Yue, Yuguang, Wang, Zhendong, Zhou, Mingyuan

论文摘要

为了提高基于政策梯度的增强学习算法的样本效率，我们提出了由分布评论家组成的内隐分布分配者 - 批评者（IDAC），该分配批评家建立在两个深层发电机网络（DGN）和一个半密码的参与者（SIA），由灵活的策略分配供电。我们对折扣累积回报进行了分布观点，并以国家行动依赖性隐式分布对其进行建模，该分布与采用州行动对和随机噪声作为其输入的DGN近似。此外，我们使用SIA提供半图表的策略分布，该分布将策略参数与不受分析密度函数限制的可重新分配分布相结合。
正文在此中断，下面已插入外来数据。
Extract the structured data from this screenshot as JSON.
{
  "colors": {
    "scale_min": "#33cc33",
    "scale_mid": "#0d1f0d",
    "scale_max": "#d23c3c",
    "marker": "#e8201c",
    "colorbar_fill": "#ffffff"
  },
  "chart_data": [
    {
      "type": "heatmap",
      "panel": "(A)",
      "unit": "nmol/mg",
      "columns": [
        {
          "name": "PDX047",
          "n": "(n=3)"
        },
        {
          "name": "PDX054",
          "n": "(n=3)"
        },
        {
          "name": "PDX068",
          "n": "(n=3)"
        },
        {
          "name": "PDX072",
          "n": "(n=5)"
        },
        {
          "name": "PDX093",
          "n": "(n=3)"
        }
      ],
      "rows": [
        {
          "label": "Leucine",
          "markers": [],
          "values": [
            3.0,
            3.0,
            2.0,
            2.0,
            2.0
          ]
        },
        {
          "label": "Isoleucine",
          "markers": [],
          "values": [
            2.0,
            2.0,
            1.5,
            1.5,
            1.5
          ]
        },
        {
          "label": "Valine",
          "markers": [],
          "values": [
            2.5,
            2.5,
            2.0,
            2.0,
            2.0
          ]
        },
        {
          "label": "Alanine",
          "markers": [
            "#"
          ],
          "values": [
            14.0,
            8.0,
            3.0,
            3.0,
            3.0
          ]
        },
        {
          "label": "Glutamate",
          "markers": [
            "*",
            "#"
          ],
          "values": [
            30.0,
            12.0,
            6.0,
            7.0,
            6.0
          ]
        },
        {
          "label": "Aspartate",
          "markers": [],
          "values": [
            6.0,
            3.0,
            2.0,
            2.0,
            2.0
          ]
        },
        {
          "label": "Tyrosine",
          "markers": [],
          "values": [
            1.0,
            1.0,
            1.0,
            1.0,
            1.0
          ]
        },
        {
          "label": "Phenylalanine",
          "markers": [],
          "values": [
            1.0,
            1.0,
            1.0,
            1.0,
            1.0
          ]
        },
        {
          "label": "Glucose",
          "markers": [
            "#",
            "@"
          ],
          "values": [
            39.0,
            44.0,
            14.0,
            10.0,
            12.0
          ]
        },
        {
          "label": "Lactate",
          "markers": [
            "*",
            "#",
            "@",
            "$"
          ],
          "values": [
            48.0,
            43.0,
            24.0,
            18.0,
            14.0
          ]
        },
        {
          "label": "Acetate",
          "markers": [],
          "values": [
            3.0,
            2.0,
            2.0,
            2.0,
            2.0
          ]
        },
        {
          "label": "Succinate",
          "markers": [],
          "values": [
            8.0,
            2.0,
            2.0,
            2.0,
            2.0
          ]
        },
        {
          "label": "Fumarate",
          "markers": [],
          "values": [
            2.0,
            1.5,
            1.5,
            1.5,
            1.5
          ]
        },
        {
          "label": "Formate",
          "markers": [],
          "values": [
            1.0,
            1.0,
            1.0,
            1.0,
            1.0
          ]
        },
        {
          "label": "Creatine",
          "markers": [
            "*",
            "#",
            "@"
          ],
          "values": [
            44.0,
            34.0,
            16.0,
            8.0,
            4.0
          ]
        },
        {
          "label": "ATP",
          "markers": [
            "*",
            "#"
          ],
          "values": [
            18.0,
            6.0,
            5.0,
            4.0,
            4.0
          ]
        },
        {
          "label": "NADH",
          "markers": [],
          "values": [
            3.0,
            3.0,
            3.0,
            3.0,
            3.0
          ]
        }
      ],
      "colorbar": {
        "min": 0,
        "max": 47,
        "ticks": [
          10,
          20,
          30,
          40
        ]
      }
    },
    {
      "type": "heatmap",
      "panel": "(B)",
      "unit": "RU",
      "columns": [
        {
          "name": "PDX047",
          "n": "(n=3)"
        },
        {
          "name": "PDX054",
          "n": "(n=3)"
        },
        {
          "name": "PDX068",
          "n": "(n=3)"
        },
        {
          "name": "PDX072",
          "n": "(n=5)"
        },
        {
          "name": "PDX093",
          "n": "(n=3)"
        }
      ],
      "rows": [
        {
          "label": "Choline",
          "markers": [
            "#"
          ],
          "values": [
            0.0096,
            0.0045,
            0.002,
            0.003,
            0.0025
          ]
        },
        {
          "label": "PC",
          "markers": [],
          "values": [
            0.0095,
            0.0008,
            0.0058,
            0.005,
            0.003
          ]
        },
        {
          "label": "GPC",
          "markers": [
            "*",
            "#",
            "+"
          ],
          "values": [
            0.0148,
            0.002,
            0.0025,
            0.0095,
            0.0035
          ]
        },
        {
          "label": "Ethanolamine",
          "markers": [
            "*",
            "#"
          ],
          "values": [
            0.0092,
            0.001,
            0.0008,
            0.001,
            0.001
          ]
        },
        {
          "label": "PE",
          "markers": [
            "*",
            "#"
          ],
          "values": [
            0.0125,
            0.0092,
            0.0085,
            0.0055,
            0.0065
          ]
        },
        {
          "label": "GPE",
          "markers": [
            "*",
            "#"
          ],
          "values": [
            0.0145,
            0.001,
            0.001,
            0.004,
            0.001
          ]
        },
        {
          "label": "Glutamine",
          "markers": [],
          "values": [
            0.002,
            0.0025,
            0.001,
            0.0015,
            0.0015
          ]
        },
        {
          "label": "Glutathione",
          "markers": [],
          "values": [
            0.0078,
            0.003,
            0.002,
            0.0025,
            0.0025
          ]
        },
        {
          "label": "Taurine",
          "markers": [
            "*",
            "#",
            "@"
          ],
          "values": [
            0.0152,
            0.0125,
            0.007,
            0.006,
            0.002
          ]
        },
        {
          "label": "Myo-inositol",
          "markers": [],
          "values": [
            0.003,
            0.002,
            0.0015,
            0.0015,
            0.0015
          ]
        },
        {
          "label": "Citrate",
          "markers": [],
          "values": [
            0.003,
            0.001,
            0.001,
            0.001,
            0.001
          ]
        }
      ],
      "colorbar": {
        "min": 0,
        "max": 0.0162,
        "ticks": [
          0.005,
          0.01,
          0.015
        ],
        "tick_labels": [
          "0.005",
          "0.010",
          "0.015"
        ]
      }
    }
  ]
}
这样，策略的边际分布是隐式的，它提供了建模复杂属性（例如协方差结构和偏度）的潜力，但仍然可以估算其参数和熵。我们将这些功能与违反政策算法框架结合在一起，以解决连续动作空间的问题，并将IDAC与代表性OpenAI健身环境中的最新算法进行比较。我们观察到IDAC在大多数任务中都优于这些基线。提供了Python代码。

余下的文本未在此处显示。